= Poppa Piccolino =

"Poppa Piccolino" was a song recorded by Diana Decker which reached number 2 on the UK singles chart in December 1953. It was the only UK hit single for this British-based American-born singer and actress. It was later also recorded by Petula Clark, Mantovani and David Whitfield (with the first verse of "Funiculì, Funiculà").

The original 1952 Italian lyrics had the title "Papaveri e papere" (translating to "Poppies and Goslings") and were written by Mario Panzeri and Giuseppe Rastelli with music by Vittorio Mascheroni. The cheerful lyrics hide a political satire about inequalities between rich ("poppies") and poor ("goslings"). The song was an Italian hit for singer Nilla Pizzi, who came in second place with it at the Sanremo Music Festival 1952. It went on to be a worldwide hit, has been translated into forty languages, and inspired the title of a movie with Walter Chiari.

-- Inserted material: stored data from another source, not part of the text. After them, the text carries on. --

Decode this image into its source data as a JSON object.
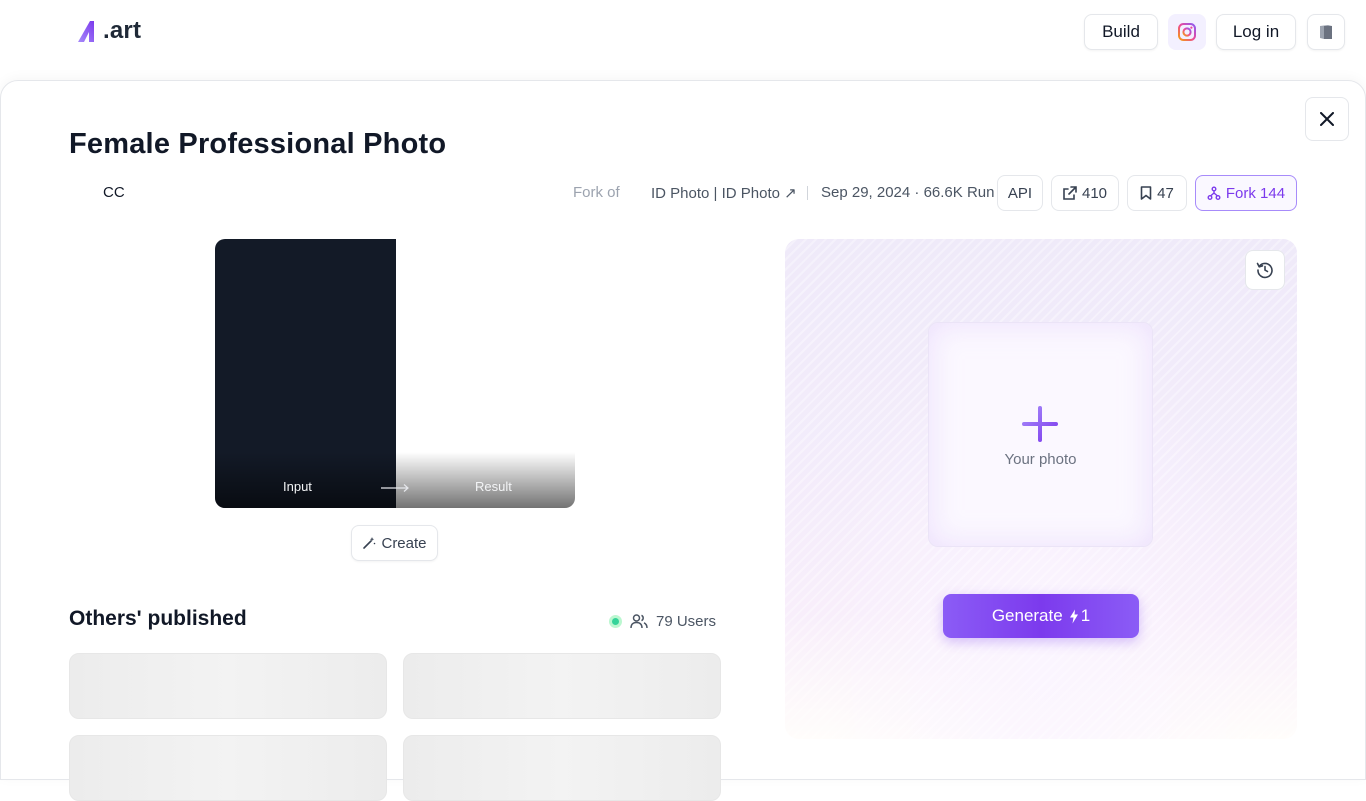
{
  "header": {
    "logo_text": ".art",
    "build_label": "Build",
    "login_label": "Log in"
  },
  "model": {
    "title": "Female Professional Photo",
    "author": "CC",
    "fork_of_label": "Fork of",
    "fork_source": "ID Photo | ID Photo ↗",
    "date_runs": "Sep 29, 2024 · 66.6K Run",
    "api_label": "API",
    "share_count": "410",
    "save_count": "47",
    "fork_label": "Fork 144"
  },
  "preview": {
    "input_label": "Input",
    "result_label": "Result",
    "create_label": "Create"
  },
  "published": {
    "title": "Others' published",
    "users": "79 Users"
  },
  "generator": {
    "photo_label": "Your photo",
    "generate_label": "Generate",
    "cost": "1"
  },
  "colors": {
    "accent": "#7c3aed",
    "online": "#34d399"
  }
}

English lyrics were by Bob Musel and the song was published by Chappell's of London. The lyrics lose the original meaning, changing the piece into a song about a wandering musician. They tell the story of a much loved Italian concertina-playing vagabond who wanders from town to town with a monkey who collects money from the audience. One day he loses his concertina and becomes very sad. His little monkey finds it and joy is restored to all.